His wife, Amy, is tolerant of his passion and serves as “my voice of reason: do you really need that?”
Martinez, who is a project manager in creative services at the video game company Ubisoft in San Francisco, has managed to confine his collection to the garage and shows off his favorites in eight neatly arranged glass display cases. They include model kits from Aurora for Frankenstein and Creature from the Black Lagoon.
For the Frankenstein kit, he has one he assembled and one unbuilt kit, which he treasures. He also has a Marx tin haunted house.
“It has little keys you push that make noise,” he said. “I always wanted one as a kid but wasn’t able to get it until I was an adult.”
His toy collection also has brought out the artist in Martinez. He will sculpt some of them and made a bust of Frankenstein.
“Some people pack their stuff in boxes and put them away,” he said. “I like to have them accessible. It’s like a very expensive photo album. You pick some thing up and remember when you were a kid.”
One of Martinez’s favorite days of the year is the San Jose Super Toy, Comic and Collectible Show, which will be held Saturday at the Santa Clara County Fairgrounds.
He has a friend flying in from Japan to attend the show and buy toys to send back to his toy store in Japan.
Sponsored by Time Tunnel Toys in San Jose, the show will feature more than 240 tables of vintage to modern toys and collectibles and will be packed with a crowd that is overwhelming male, Martinez said.

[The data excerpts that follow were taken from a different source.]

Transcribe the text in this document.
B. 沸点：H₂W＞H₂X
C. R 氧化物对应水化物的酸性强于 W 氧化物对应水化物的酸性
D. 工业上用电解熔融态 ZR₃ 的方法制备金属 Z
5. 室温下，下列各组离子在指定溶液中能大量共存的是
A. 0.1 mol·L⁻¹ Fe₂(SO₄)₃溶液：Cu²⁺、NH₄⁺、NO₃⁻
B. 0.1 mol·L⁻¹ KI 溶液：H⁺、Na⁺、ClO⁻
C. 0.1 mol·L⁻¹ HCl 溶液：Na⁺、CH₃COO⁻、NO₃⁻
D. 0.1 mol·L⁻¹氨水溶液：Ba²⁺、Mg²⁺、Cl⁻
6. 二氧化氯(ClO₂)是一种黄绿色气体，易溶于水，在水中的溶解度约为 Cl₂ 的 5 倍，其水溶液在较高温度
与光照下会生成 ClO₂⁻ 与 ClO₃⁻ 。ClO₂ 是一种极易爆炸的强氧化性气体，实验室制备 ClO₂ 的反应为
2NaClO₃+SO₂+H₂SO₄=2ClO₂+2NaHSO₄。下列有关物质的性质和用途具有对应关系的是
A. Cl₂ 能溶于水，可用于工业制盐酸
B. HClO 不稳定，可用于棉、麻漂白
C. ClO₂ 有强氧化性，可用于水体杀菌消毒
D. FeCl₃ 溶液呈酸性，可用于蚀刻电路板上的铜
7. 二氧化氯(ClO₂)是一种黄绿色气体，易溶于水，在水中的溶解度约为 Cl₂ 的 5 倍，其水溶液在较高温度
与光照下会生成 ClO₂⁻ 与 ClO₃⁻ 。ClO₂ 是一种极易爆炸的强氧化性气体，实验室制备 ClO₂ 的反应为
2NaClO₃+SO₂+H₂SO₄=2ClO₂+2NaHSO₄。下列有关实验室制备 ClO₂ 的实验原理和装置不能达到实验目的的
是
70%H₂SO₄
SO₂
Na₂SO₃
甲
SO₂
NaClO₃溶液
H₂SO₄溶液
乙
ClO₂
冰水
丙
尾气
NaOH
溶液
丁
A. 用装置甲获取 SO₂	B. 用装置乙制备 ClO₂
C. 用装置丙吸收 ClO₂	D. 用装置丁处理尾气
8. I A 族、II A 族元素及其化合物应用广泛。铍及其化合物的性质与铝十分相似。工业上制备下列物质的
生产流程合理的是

The early bird hours for the show, when the pickings are best, are 9 a.m. to 10:59 a.m. Early bird admission is $15. General admission is $5 and runs from 11 a.m. to 4 p.m. Tickets for children under 12 is $2.50.
“I like being able to go there and buy something in person, as opposed to ordering something on line,” Martinez said. “You can go there looking for one thing and find something different and fall in love with it.”
Then he gets that feeling: “it’ like the greatest toy ever.”